Desde o achamento oficial do Brasil, a costa marítima macaense foi uma espécie de ancoradouro natural, onde aportavam naus, pertencentes ao consórcio privado liderado pelo cristão-novo Bartolomeu Marchioni, agraciado pela coroa portuguesa com o direito de escravizar índios e extrair a grande riqueza da terra, o pau-brasil, cobiçado por indivíduos de diversas nacionalidades. Já no ano de 1614, o Conde de Gondomar, embaixador em Londres, ciente de que piratas, patrocinados pela coroa britânica, contrabandeavam o ouro-púrpuro produzido em terras macaenses, alertou El-Rei Filipe II, que ordenou o estabelecimento de duzentos índios aculturados em aldeamento às margens do Rio Macaé, missão confiada a Amador de Souza, filho do célebre Araribóia, surgindo então o primeiro núcleo oficial de povoamento. Nesse tempo, foi edificada a Fortaleza de Santo Antonio do Monte Frio, onde hoje está o Forte Marechal Hermes.

     “Essas receitas [Vinho do Macaé, Fartel, Doce do Uso das Feitorias do Macaé, etc.] são do tempo de [Bartolomeu] Marchioni... da época do Descobrimento [do Brasil]... são nossos vínculos com os pioneiros... os primeiros macaenses. Precisam ser repassadas... praticadas... preservadas. É uma responsabilidade nossa.THOMAZ, Alzira Rosa dos Santos Gavinho (1939) - Macaense, Colecionadora, descendente de antigas famílias coloniais: depoimento [dez. 1993]. Entrevistador: Vilcson Gavinho. Macaé-RJ. 1 fita K-7 (60 min.) ¾ pps stereo.

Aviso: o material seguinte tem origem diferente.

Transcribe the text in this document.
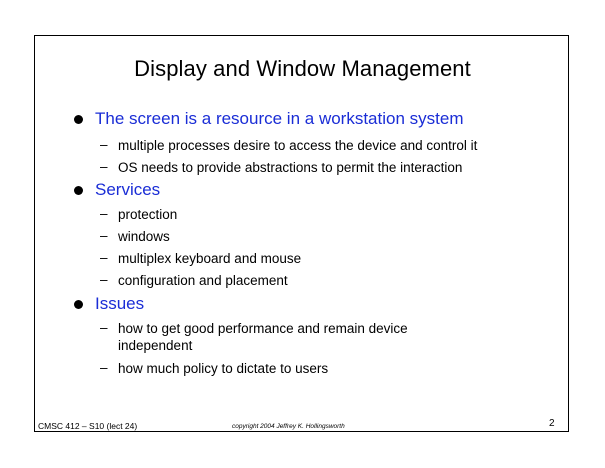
Display and Window Management
The screen is a resource in a workstation system
– multiple processes desire to access the device and control it
– OS needs to provide abstractions to permit the interaction
Services
– protection
– windows
– multiplex keyboard and mouse
– configuration and placement
Issues
– how to get good performance and remain device independent
– how much policy to dictate to users
CMSC 412 – S10 (lect 24)	copyright 2004 Jeffrey K. Hollingsworth	2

Pouco tempo depois, em 1627, um grupo de militares portugueses, com serviços prestados à Coroa, especialmente na expulsão dos franceses da Baía de Guanabara, foi agraciado com imensa sesmaria que se estendia da barra do Rio Paraíba do Sul até a do Macaé, devendo pagar foro aos donatários ausentes da Capitania de São Tomé e dízimo à Ordem de Cristo. Conhecidos como os Sete Capitães, empreenderam importantes expedições, fundando povoados e conferindo topônimos. Em Macaé não encontraram gente de maior consideração, apenas agradáveis mamelucos residindo em choupanas cobertas de palhas, ocupados da pesca de bagres, liderados pelo administrador Domingos Leal, que fazia às vezes de governo.

     “Seja verdadeiro ou falso, o fato é que o Roteiro [dos Sete Capitães] é a mais antiga pista manuscrita sobre tentativas de povoamento nesta região. Ainda que fruto de interesses escusos, acho que deve ser acatado em seus aspectos antropológicos, etnográficos... Eu o respeito como fonte.” QUEIRÓS MATTOSO, Gilberto de (1947-1996) - Historiador, Genealogista, Publicitário, membro de tradicionais famílias macaenses de Quissamã: depoimento [fev. 1991]. Entrevistador: Vilcson Gavinho. Quissamã-RJ. 1 fita K-7 (60 min.) ¾ pps stereo.

Outra cobiçada sesmaria, compreendendo todos os campos entre os rios Macaé e Leripe, o rio-das-ostras, foi concedida em 1630 aos padres da Companhia de Jesus. A Fazenda de Macahé, importante entreposto pecuário, foi durante todo o período colonial um núcleo com influência determinante, mesmo após o confisco dos bens jesuíticos, em 1759, pelo Marquês de Pombal. Colocadas à venda em hasta pública, todas as terras que atualmente compõem o perímetro urbano macaense foram arrematadas, em 1761, pelo mestre-caldeireiro Gonçalo Marques de Oliveira, que empreendeu melhorias, tornando-se sócio do capitão Bento José Ferreira Rebello. Em 1798 aconteceu a primeira divisão de terras, sendo rebatizadas como Fazenda Velha de Sant’Anna, propriedade da família Ferreira Rebello, e Fazenda de Imboassica, dos Nunes Pereira.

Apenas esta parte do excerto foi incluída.